Spanish Economy Minister Luis de Guindos is set to announce measures tomorrow to spur the economy, the fourth largest in the euro region. Following is a list of the main steps already taken and those recommended by the European Union and the International Monetary Fund.
*Constitutional amendment on budget stability passed in September under previous Socialist government with support of People’s Party. Accompanying law drafted by PP government and approved in April by Parliament sets out ceilings on debt and deficit and sanctions for administrations that overspend. Debt payments “enjoy absolute priority over any other spending.”
*Labor overhaul: firing costs cut and procedure made easier, companies given more flexibility on organizing workers, collective-bargaining rules changed, making it easier to cut wages.
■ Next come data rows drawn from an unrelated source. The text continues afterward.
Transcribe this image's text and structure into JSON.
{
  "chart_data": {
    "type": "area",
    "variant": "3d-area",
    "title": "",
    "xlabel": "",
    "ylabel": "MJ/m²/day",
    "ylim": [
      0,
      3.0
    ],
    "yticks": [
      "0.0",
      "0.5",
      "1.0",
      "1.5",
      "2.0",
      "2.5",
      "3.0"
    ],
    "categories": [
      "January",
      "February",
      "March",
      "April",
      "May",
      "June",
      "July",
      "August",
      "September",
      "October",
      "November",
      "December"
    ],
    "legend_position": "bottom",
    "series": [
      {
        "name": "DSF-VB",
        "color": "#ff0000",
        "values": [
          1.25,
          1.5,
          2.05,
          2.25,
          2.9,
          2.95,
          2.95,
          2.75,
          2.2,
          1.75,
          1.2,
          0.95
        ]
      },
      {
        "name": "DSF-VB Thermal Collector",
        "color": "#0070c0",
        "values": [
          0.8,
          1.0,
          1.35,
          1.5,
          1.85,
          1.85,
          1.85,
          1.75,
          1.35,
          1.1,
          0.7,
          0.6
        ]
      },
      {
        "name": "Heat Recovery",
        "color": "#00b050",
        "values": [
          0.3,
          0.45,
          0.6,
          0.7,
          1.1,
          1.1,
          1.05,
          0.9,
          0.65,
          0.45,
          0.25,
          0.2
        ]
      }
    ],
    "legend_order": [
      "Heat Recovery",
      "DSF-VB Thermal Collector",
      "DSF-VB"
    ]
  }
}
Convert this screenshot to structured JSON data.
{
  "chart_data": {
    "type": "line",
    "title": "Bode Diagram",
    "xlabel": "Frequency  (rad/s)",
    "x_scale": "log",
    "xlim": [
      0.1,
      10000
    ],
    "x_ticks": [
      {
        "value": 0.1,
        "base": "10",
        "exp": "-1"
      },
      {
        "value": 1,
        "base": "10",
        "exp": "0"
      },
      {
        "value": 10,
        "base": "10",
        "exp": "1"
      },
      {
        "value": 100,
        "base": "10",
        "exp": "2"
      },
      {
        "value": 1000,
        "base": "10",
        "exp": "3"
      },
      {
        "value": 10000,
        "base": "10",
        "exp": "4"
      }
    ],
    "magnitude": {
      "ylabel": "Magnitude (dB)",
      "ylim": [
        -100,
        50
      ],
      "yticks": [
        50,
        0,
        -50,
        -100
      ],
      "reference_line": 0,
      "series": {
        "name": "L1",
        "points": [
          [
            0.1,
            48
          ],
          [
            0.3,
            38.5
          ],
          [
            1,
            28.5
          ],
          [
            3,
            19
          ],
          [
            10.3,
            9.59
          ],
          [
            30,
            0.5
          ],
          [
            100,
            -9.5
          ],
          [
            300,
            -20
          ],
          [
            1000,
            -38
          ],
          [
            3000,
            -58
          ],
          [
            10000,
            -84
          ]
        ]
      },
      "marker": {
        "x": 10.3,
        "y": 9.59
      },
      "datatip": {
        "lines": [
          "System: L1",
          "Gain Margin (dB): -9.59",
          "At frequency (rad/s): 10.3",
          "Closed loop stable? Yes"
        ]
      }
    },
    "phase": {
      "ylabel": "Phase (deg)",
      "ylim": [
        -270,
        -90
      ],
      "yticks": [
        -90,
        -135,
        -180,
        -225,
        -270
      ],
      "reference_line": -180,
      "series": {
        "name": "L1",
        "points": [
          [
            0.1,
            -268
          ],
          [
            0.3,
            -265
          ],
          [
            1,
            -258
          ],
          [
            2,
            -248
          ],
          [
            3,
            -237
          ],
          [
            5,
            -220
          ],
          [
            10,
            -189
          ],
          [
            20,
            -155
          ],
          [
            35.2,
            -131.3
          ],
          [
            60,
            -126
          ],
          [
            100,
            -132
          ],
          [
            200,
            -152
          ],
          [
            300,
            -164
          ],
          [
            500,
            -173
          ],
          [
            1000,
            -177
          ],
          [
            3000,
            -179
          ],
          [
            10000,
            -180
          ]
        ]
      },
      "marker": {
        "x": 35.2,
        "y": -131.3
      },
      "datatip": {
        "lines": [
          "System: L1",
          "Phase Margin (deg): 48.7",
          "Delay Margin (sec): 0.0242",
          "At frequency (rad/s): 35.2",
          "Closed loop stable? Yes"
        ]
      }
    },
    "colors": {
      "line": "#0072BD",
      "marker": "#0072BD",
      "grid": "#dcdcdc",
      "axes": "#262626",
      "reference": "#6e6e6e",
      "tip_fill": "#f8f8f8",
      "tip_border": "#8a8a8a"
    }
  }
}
*Pensions: Former Socialist government legislated to raise retirement age to 67 in a gradual process starting in 2013 and culminating in 2027. Move also extends number of working years used to calculate pension.
*Banks: Two decrees in February and May tightened provisioning rules for banks. EU bank bailout of as much as 100 billion euros ($129 billion) agreed in June.
*Fiscal devaluation: Employers’ social-security contributions set to fall in 2013, with value-added tax raised to offset impact. VAT increased to 21 percent from 18 percent on Sept. 1, following recommendations from the EU and the IMF. Tax break on mortgages scrapped after an EU recommendation.
*Education: overhaul aimed at boosting performance, standardizing evaluation and improving vocational training.
*Shop opening hours: measures to free up opening hours including Sunday opening. Procedures for obtaining retail licenses also simplified.
*Energy: Draft law before Parliament will increase taxes on power generators with additional levies on hydro and nuclear plants to close the power system’s 6 billion-euro annual deficit. The government will also cover 2.1 billion euros in repayments this year on the system’s accrued debt.
*Other measures include: reduction in number of public companies; plan to rein in tax fraud; transparency law; changes to nationwide regulations on health and education to help regions cut costs; liberalization of transportation; legislation to allow regional governments to privatize television stations and oblige them to balance broadcasters’ books if they choose to keep them.
*Regulation of the “sustainability factor” of pension system
*Liberalization of professional services
*Market unity law
*Law to support entrepreneurs
*Pensions: EU says worsening of crisis limiting impact of previous government’s reform on projected spending. Recommends ensuring retirement age rises in line with life expectancy.
*Labor overhaul “could be strengthened,” IMF says. EU and IMF recommend policies to bolster employability and job matching. European Central Bank suggested in August nations with high unemployment cut labor costs by relaxing employment protection, abolishing wage indexation and lowering minimum wages.
*Professional services: EU recommends removing barriers and spurring competition particularly for engineers, notaries, property registry agents, legal representatives.
*Tax: EU says taxes should be more “growth-friendly,” tax base should be broadened and Spain lags other nations on environmental taxation. System too dependent on direct taxation, EU said in July, after income tax was raised in December.
*Bureaucracy: EU recommends easing and simplifying barriers to opening businesses and seeking common regulatory framework for all regions.
*Privatizations: EU, IMF and ECB recommend asset sales.
*Healthcare: EU and IMF recommend long-term savings.
*Independent fiscal institution: EU and IMF say Spain should establish one.
*Small companies: IMF and EU urge policies to bolster their growth
*IMF recommends product and service market reforms, “supply-side” measures leading to labor reallocation, wage moderation, policies to expand tradable sector, raise productivity.
*Timetable: IMF calls for “detailed and ambitious timetable” of reforms.
*IMF recommends deregulating fuel sector and postal services.
NOTE: EU recommendations are from July, IMF from reports in June and July.